© JUNGE FREIHEIT Verlag GmbH & Co.  www.jungefreiheit.de    42/02 11. Oktober 2002


Tom Daschle
Der stille Demokrat
von Ronald Gläser

Niemand - außer George Bush vielleicht - ist hellauf begeistert von dem bevorstehenden Krieg gegen den Irak. Doch die Mehrheit der Amerikaner befürwortet nach dem 11. September den harten Kurs des Weißen Hauses in der Außenpolitik. In dieser Situation gibt es für Thomas "Tom" Daschle keine Alternative: Der Führer der Demokraten im US-Senat darf keinen Zweifel an seiner Loyalität gegenüber dem Präsidenten zulassen. Selbst wenn er dem Krieg gegen den Irak nicht enthusiastisch gegenübersteht, muß er ihn doch mittragen.

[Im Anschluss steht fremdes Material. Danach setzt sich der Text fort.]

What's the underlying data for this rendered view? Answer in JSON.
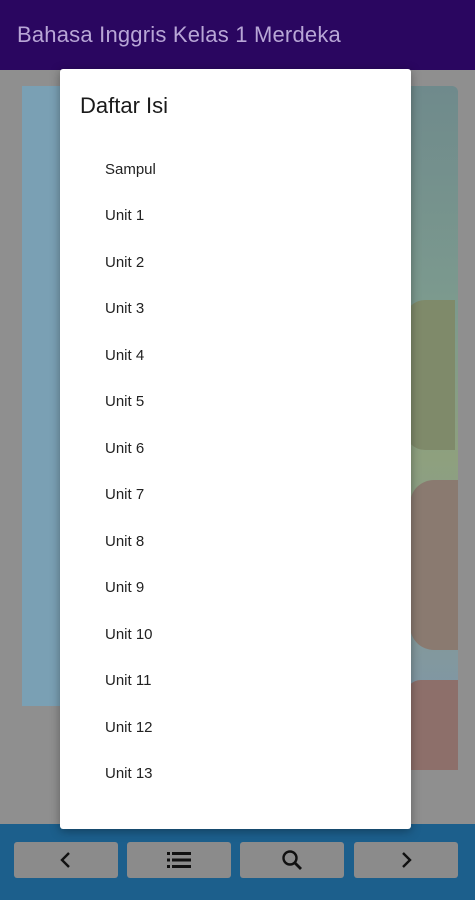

Denn mangelnde Akzeptanz der US-Außenpolitik wird derzeit sogar von der liberalen New York Times kritisiert, die ein distanziertes "Schweigen der Demokraten" festgestellt hatte. Der Präsident kann nun damit prahlen, daß man "mit einer Stimme spreche". So überbietet sich Thomas Daschle derzeit selbst mit patriotischen Gelöbnissen. Schließlich möchte er 2004 George W. Bushs Nachfolger im Amt werden. Die Grundlage dafür könnte der Senator aus Süd-Dakota bei den am 5. November anstehenden Senatswahlen schaffen.

Nach der Präsidentschaftswahl führte Daschle die demokratische Minderheit im Senat. 2001 wechselte aber ein Republikaner die Seiten. Seitdem ist der konservative Demokrat Daschle der wichtigste Parlamentarier der amerikanischen Legislative. Der 54jährige Politologe gehört der Generation von Clinton und Bush junior an. Anders als sie hat er aber bei der Armee gedient - wenn auch beim militärischen Abschirmdienst. Weltweit bekannt wurde sein Name durch die Anthrax-Anschläge nach dem 11. September 2001. Der dreifache Familienvater war einer der ersten Adressaten der Briefe mit Milzbranderregern.

Politisch drehte sich zuletzt alles um seine Haltung hinsichtlich der Gesetzesvorlage, die Präsident Bush einen Blankoscheck für die Irak-Politik ausstellen würde. Der Regierung sollte dadurch größtmögliche Flexibilität bei der Durchführung militärischer Maßnahmen ermöglicht werden. Daschle erbat sich deshalb zunächst weitere Beweise für Saddam Husseins Schuld. Daraufhin ging George Bush in die Offensive. Er warf den Gegnern dieses Quasi-Ermächtigungsgesetzes vor, amerikanische Interessen zu verraten.

Am vergangenen Montag nun hat Thomas Daschle allem zugestimmt. Er wollte die Wahlchancen seiner Partei nicht schmälern. Und moralische Bedenken haben Daschle auch in der Vergangenheit nicht beeinflußt. Man erinnere sich nur an das Jahr 1998, als Präsident Clinton in schwere Bedrängnis geriet. Auf dem Höhepunkt der Lewinsky-Affäre handelte er nach einem bewährten politischen Prinzip, das Hertha Däubler-Gmelin kürzlich definierte: Er befahl ein einwöchiges Bombardement des Irak, um von seinen internen Problemen abzulenken. Die parlamentarische Rückendeckung besorgte ihm damals der Minderheitenführer im Senat: Tom Daschle.